True, this is not always the only reason that qualitative is transformed into quantitative data, but advanced visualization techniques may provide a hybrid form that is more palatable to many of the researchers active in this area, and is still a credible methodology. It seems as if many people are being forced into coding and quantification, when they aren’t thrilled to be doing so. But the signal loss that coding is responsible for, all in the name of measuring, might be unnecessary if people think about using data visualization tools, that comprehensibly present the data, in all of its richness and complexity, as opposed to boiling it down to chi-squared confidence levels (and does this false precision actually make any difference? Does a result of 0.44 vs. 0.53 tell significantly different stories?)

In a thought provoking post on the future of science, Kelly enumerates many of the ways new computing paradigms and interactive forms of communications might transform science. The device that I am proposing here might lead to some of the outcomes Kelly proposes.
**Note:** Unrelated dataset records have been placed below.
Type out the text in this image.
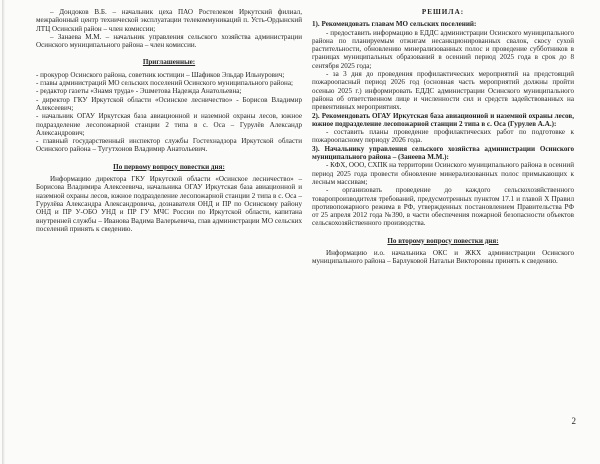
– Дондоков В.Б. – начальник цеха ПАО Ростелеком Иркутский филиал, межрайонный центр технической эксплуатации телекоммуникаций п. Усть-Ордынский ЛТЦ Осинский район – член комиссии;

– Занаева М.М. – начальник управления сельского хозяйства администрации Осинского муниципального района – член комиссии.

Приглашенные:

- прокурор Осинского района, советник юстиции – Шафиков Эльдар Ильнурович;

- главы администраций МО сельских поселений Осинского муниципального района;

- редактор газеты «Знамя труда» - Эшметова Надежда Анатольевна;

- директор ГКУ Иркутской области «Осинское лесничество» - Борисов Владимир Алексеевич;

- начальник ОГАУ Иркутская база авиационной и наземной охраны лесов, южное подразделение лесопожарной станции 2 типа в с. Оса – Гурулёв Александр Александрович;

- главный государственный инспектор службы Гостехнадзора Иркутской области Осинского района – Тугутхонов Владимир Анатольевич.

По первому вопросу повестки дня:

Информацию директора ГКУ Иркутской области «Осинское лесничество» – Борисова Владимира Алексеевича, начальника ОГАУ Иркутская база авиационной и наземной охраны лесов, южное подразделение лесопожарной станции 2 типа в с. Оса – Гурулёва Александра Александровича, дознавателя ОНД и ПР по Осинскому району ОНД и ПР У-ОБО УНД и ПР ГУ МЧС России по Иркутской области, капитана внутренней службы – Иванова Вадима Валерьевича, глав администрации МО сельских поселений принять к сведению.

РЕШИЛА:

1). Рекомендовать главам МО сельских поселений:

- предоставить информацию в ЕДДС администрации Осинского муниципального района по планируемым отжигам несанкционированных свалок, скосу сухой растительности, обновлению минерализованных полос и проведение субботников в границах муниципальных образований в осенний период 2025 года в срок до 8 сентября 2025 года;

- за 3 дня до проведения профилактических мероприятий на предстоящий пожароопасный период 2026 год (основная часть мероприятий должны пройти осенью 2025 г.) информировать ЕДДС администрации Осинского муниципального района об ответственном лице и численности сил и средств задействованных на превентивных мероприятиях.

2). Рекомендовать ОГАУ Иркутская база авиационной и наземной охраны лесов, южное подразделение лесопожарной станции 2 типа в с. Оса (Гурулев А.А.):

- составить планы проведение профилактических работ по подготовке к пожароопасному периоду 2026 года.

3). Начальнику управления сельского хозяйства администрации Осинского муниципального района – (Занеева М.М.):

- КФХ, ООО, СХПК на территории Осинского муниципального района в осенний период 2025 года провести обновление минерализованных полос примыкающих к лесным массивам;

- организовать проведение до каждого сельскохозяйственного товаропроизводителя требований, предусмотренных пунктом 17.1 и главой X Правил противопожарного режима в РФ, утвержденных постановлением Правительства РФ от 25 апреля 2012 года №390, в части обеспечения пожарной безопасности объектов сельскохозяйственного производства.

По второму вопросу повестки дня:

Информацию и.о. начальника ОКС и ЖКХ администрации Осинского муниципального района – Барлуковой Натальи Викторовны принять к сведению.

2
For a better idea of the kinds of visualization tools I am imagining, consider some of the visualization work on large email corpora coming out of the M.I.T. media lab, or the history flow tool for analyzing wiki collaborations, but even the humble tag cloud could be adapted for these purposes, as the power of words and visualizing the state of the union demonstrate.

Crucially, tools analogous to Plone’s haystack Product (built on top of the free libots auto-classification/summarizer library) might help do for social science research what auto-sequencing techniques have done for biology (when I was a kid, gene sequences needed to be painstakingly discovered “manually”).

The law firms that need to process thousands of documents in discovery and the commercial vendors developing the next generation of email clients are already hip to this problem - when will the sciences catch up?

For any of this to happen the current academic structure needs to be challenged. The power of journals is already under attack, but professors who already have tenure can take the lead here and pave the road for their students to follow.